Flicking the oil pot in his hand, Kraft took two more steps to the side, dodging the direct white light. More than once he felt that this light was infinitely close to the most perfect moonlight he could think of, so bright and bright that he could not help but give birth to an uncontrollable affection.
This must not be as simple as simple light, but mixed with a special attraction mechanism that can be effective on humans, and the anglerfish take advantage of the phototaxis of deep-sea creatures.
From a certain point of view, this can be good news, as the creatures that like to hunt in this way have more or less motor defects, either not fast enough, not agile enough, or not moving at all.

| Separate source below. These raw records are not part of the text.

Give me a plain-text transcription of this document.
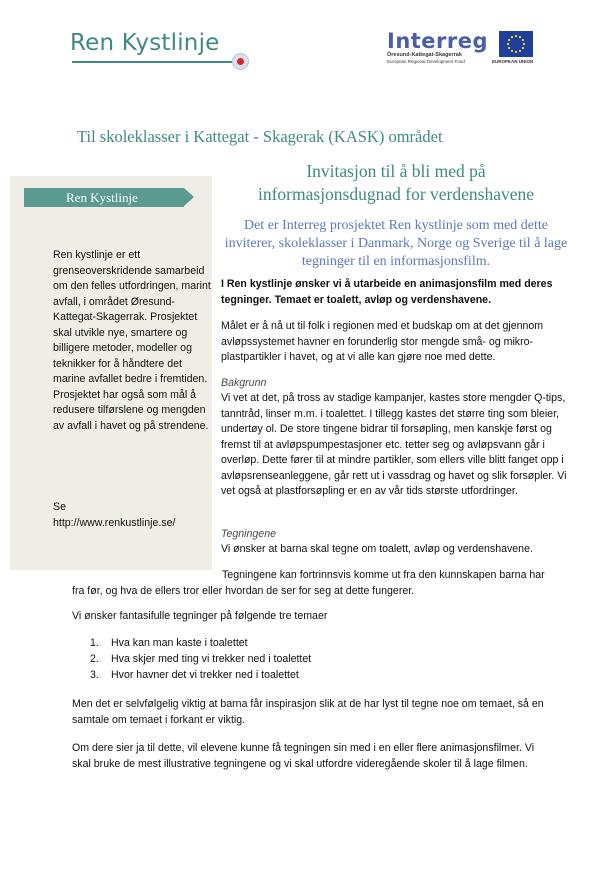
Ren Kystlinje	Interreg
Öresund-Kattegat-Skagerrak
European Regional Development Fund	EUROPEAN UNION
Til skoleklasser i Kattegat - Skagerak (KASK) området
Invitasjon til å bli med på
informasjonsdugnad for verdenshavene
Det er Interreg prosjektet Ren kystlinje som med dette inviterer, skoleklasser i Danmark, Norge og Sverige til å lage tegninger til en informasjonsfilm.
Ren Kystlinje

Ren kystlinje er ett grenseoverskridende samarbeid om den felles utfordringen, marint avfall, i området Øresund-Kattegat-Skagerrak. Prosjektet skal utvikle nye, smartere og billigere metoder, modeller og teknikker for å håndtere det marine avfallet bedre i fremtiden. Prosjektet har også som mål å redusere tilførslene og mengden av avfall i havet og på strendene.

Se
http://www.renkustlinje.se/
I Ren kystlinje ønsker vi å utarbeide en animasjonsfilm med deres tegninger. Temaet er toalett, avløp og verdenshavene.
Målet er å nå ut til folk i regionen med et budskap om at det gjennom avløpssystemet havner en forunderlig stor mengde små- og mikro-plastpartikler i havet, og at vi alle kan gjøre noe med dette.
Bakgrunn
Vi vet at det, på tross av stadige kampanjer, kastes store mengder Q-tips, tanntråd, linser m.m. i toalettet. I tillegg kastes det større ting som bleier, undertøy ol. De store tingene bidrar til forsøpling, men kanskje først og fremst til at avløpspumpestasjoner etc. tetter seg og avløpsvann går i overløp. Dette fører til at mindre partikler, som ellers ville blitt fanget opp i avløpsrenseanleggene, går rett ut i vassdrag og havet og slik forsøpler. Vi vet også at plastforsøpling er en av vår tids største utfordringer.
Tegningene
Vi ønsker at barna skal tegne om toalett, avløp og verdenshavene.
Tegningene kan fortrinnsvis komme ut fra den kunnskapen barna har
fra før, og hva de ellers tror eller hvordan de ser for seg at dette fungerer.
Vi ønsker fantasifulle tegninger på følgende tre temaer
1.	Hva kan man kaste i toalettet
2.	Hva skjer med ting vi trekker ned i toalettet
3.	Hvor havner det vi trekker ned i toalettet
Men det er selvfølgelig viktig at barna får inspirasjon slik at de har lyst til tegne noe om temaet, så en samtale om temaet i forkant er viktig.
Om dere sier ja til dette, vil elevene kunne få tegningen sin med i en eller flere animasjonsfilmer. Vi skal bruke de mest illustrative tegningene og vi skal utfordre videregående skoler til å lage filmen.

After all, the human locomotion system is human, and it has not been considered that it can bear several times the weight load on a normal basis, and there is a limit no matter how much it is optimized. Thinking backwards, maybe it is not that it originally lived in water, but that it took this locomotion system and could only reduce the force in the water most of the time?
His guess was probably right, the angle of the white light was slightly skewed, and the thing outside couldn't even hold steadily against the wall for a long time, and his posture had to be adjusted. This gave him a lot of confidence.
However, it was not the silent confrontation that changed first, as keen hearing noticed the sudden cessation of the tide outside the window on the other side behind him, and the sound of a moist and viscous clinging sound that had just been tasted sounded.